The difference between them is 80%, but as the buck will only contribute half of the genes to its progeny, the difference is halved to 40% in the progeny. Buck A has the lower more negative value, so his progeny, on average, will be expected to have 40% lower worm egg counts than the progeny of buck B.

What data needs to be collected by the stud goat breeder and when? 

An individual dung sample needs to be collected from each of the animals to be tested. For the most accuracy: 

  • Test all appropriate animals within the drop—both males and females.
  • All animals within a management group (e.g. based on sex) should have received the same prior management (including being drenched at the same time and run together).
  • Test between weaning and 1 year old (around the time that worms are a problem on your property or region), however, in areas where worm-risk is very high after weaning, wait until after the next drench before conducting the test to avoid susceptible weaners being put at risk.
  • Test when the group has no more than 10% animals with a zero worm egg count.
  • Samples from each management group must be collected on the same day.
  • Samples must be tested through a suitable laboratory if data are to be analysed by Sheep Genetics or for use in KIDPLAN.

To provide data to Sheep Genetics, you must follow their quality assurance procedures. Further details and refinements can be obtained from Sheep Genetics. 

How are the data analysed and presented? 

KIDPLAN members can have their data analysed with their other performance data at no extra cost. Worm egg count data for each animal are submitted (without Nematodirus results, if these have been provided separately by your laboratory) in a similar manner to other data.

These data will be analysed in a normal KIDPLAN analysis run and your results will include WEC EBVs. If your data are accurate enough for publishing (depends on the amount of similar data from relatives) WEC EBVs will be shown for weaning (W), post-weaning (PW) and yearling (Y) ages.

When providing information to your clients, generally choose the WEC EBV age when your clients have the most worm problems.
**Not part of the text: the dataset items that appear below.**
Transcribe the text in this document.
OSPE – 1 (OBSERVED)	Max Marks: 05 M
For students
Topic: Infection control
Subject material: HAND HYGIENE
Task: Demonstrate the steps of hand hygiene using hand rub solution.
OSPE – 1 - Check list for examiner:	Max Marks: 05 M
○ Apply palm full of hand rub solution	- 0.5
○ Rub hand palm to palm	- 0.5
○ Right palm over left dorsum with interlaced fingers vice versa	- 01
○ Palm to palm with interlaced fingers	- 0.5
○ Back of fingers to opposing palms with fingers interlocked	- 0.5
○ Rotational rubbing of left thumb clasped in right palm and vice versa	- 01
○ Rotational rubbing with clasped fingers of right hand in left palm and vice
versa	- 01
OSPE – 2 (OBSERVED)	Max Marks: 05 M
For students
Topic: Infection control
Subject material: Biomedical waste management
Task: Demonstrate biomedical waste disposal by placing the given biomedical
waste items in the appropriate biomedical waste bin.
What if you are not a KIDPLAN member? 

Firstly, if you have chosen not to be a  KIDPLAN  member for your other performance data, be aware that you can still become a member and only have WEC data analysed (with other suitable pedigree information).

Stud goat breeders sometimes ask whether it is at least worthwhile using the raw WEC figures for their own within-stud selection purposes, even if they don’t publish them with sale bucks. The answer essentially comes down to value.

The accuracy of raw WEC figures is much lower than, for instance, using raw fibre diameter figures, however the cost of conducting the WEC tests is much dearer (around $3 or more per head, depending on your laboratory).

If you are serious about breeding for worm resistance then it makes sense to gain the most from your test costs and have the data analysed by Sheep Genetics.

What about gene tests for worm-resistance? 

Currently there are no gene tests for worm resistance in goats. The WormSTAR test (Pfizer) for sheep was tested in New Zealand. Independent verification for Australian sheep has not been published. It is not proven suitable or useful for goats yet.